Bruce Schneier Talks Brain Heuristics and Security
ancientribe writes "Bruce Schneier is at it again: the security icon shares his latest research and insight on the interplay between psychology and security in this article in Dark Reading. The focus of Schneier's latest research is on brain heuristics and perceptions of security, which may be the basis for the best-selling author's next book. His goal for the topic, which he'll be presenting at the RSA Conference next week, is to focus on how people think, and feel, about security, and how neuroscience can help explain how our perception of risk doesn't always match reality."
I see five factors that make the user-space side of security so hard.
1. Incentives: Most people, especially employees, don't face personal consequences when their PC is infected or the company database gets pwned.
2. Rarity: Most people see security problems as something that happens to someone else.
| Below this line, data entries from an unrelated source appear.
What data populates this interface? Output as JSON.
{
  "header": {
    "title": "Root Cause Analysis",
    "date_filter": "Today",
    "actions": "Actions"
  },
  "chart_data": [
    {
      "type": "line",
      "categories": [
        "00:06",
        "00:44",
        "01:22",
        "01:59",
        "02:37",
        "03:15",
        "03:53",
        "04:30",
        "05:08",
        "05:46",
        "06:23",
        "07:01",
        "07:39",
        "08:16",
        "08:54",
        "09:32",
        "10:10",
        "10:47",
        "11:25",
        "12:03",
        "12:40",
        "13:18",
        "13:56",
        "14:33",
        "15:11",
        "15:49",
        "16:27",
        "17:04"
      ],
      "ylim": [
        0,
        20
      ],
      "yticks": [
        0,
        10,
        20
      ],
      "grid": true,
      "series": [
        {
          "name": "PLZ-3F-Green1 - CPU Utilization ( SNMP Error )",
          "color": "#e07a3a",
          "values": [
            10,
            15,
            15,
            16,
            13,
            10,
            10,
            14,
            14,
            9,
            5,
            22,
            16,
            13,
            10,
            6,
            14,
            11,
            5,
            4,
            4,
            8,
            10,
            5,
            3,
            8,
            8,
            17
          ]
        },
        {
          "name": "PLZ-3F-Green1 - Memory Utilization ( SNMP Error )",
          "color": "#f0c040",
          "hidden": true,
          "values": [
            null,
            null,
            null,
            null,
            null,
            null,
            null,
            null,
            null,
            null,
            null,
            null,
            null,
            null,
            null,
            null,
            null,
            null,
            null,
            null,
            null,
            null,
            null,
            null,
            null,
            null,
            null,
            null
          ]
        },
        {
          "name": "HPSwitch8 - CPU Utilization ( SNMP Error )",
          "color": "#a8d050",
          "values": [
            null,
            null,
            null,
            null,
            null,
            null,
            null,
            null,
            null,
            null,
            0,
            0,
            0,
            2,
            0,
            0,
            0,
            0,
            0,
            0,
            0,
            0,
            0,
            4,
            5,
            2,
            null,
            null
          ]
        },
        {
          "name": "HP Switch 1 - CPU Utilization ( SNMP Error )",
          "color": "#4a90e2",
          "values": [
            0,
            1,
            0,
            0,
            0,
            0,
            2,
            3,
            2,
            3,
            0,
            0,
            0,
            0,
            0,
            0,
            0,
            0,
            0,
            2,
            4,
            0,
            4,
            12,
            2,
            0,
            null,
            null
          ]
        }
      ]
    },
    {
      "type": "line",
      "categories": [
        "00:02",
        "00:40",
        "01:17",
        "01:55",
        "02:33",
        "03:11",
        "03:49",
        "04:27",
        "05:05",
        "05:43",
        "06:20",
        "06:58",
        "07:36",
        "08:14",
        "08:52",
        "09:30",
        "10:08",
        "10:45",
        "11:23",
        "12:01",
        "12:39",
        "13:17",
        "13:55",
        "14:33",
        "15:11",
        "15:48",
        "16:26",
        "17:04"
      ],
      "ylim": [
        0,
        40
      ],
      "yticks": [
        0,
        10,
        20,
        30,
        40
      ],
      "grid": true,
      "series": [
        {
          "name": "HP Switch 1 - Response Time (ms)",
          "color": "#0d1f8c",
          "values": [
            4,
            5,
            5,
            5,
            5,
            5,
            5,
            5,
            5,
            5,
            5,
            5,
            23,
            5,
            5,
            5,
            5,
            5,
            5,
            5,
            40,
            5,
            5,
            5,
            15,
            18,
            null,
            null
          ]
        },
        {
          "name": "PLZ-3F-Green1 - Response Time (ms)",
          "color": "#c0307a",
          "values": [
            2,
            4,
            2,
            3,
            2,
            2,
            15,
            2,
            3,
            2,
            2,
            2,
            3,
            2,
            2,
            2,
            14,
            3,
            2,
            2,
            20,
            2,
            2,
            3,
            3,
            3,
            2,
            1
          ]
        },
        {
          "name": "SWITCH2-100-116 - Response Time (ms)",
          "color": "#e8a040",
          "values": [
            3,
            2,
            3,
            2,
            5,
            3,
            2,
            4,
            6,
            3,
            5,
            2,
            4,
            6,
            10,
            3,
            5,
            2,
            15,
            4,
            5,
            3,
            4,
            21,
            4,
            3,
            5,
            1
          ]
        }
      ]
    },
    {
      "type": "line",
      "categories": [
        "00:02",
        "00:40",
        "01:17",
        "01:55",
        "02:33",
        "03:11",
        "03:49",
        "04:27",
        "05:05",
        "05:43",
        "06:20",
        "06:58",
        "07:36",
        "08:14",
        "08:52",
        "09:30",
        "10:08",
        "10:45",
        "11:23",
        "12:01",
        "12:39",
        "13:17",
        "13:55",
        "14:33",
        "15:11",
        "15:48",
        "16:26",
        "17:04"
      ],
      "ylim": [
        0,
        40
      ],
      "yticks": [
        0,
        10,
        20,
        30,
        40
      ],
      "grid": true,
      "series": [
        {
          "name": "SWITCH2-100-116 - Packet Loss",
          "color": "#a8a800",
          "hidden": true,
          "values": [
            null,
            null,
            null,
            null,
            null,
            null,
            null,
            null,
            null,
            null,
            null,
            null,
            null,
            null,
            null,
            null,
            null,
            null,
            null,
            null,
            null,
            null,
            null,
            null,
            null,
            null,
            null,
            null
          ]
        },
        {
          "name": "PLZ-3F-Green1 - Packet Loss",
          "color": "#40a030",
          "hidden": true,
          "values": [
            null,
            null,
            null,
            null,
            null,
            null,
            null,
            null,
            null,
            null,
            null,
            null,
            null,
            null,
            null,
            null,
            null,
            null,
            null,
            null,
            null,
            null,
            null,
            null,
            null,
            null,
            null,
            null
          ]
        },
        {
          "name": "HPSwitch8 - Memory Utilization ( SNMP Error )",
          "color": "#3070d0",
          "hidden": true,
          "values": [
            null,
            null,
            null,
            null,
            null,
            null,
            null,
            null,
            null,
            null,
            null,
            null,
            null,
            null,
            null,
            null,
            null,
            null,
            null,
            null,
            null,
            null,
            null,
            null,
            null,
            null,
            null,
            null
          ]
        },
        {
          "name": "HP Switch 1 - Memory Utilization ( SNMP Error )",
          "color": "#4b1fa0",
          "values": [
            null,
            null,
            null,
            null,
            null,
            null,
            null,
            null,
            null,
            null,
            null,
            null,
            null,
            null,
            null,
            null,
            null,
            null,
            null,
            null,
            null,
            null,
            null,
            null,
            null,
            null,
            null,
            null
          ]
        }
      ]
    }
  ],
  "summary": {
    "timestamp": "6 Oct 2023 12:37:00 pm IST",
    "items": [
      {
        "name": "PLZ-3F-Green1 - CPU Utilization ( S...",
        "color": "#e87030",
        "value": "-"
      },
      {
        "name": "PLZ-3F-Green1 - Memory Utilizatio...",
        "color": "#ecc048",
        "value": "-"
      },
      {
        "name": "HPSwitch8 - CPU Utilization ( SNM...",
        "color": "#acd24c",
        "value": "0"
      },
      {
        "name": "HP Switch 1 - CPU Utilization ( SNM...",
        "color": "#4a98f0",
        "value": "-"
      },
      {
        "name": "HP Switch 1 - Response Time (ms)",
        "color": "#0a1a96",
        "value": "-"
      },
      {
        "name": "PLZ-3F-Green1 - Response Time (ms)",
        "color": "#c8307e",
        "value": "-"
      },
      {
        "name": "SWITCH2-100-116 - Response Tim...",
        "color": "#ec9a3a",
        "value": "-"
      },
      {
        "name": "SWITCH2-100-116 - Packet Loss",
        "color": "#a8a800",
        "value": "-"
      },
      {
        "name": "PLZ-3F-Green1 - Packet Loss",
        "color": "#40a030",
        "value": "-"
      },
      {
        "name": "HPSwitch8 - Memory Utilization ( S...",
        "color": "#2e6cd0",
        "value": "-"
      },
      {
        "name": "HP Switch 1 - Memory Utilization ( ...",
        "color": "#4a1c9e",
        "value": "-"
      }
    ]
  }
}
That so few breaches are publicized only enhances the belief in the low likelihood of problems.
3. Hubris: Most people believe they know what they are doing.
4. Boredom: Ask a person to be careful too many times in the face of a relatively low-probability event and they become trained to click "Yes, Install."
5. Sociality: Most people are nice and assume that other people are nice too. They hold the door open for the social engineering intruder, they click on the "cool link", they open email that looks like it might be from someone important. Malware creators prey on our desire to "do the right thing."
Some of these five are easier to address but some reflect deeper realities about being human.
Two wrongs don't make a right, but three lefts do.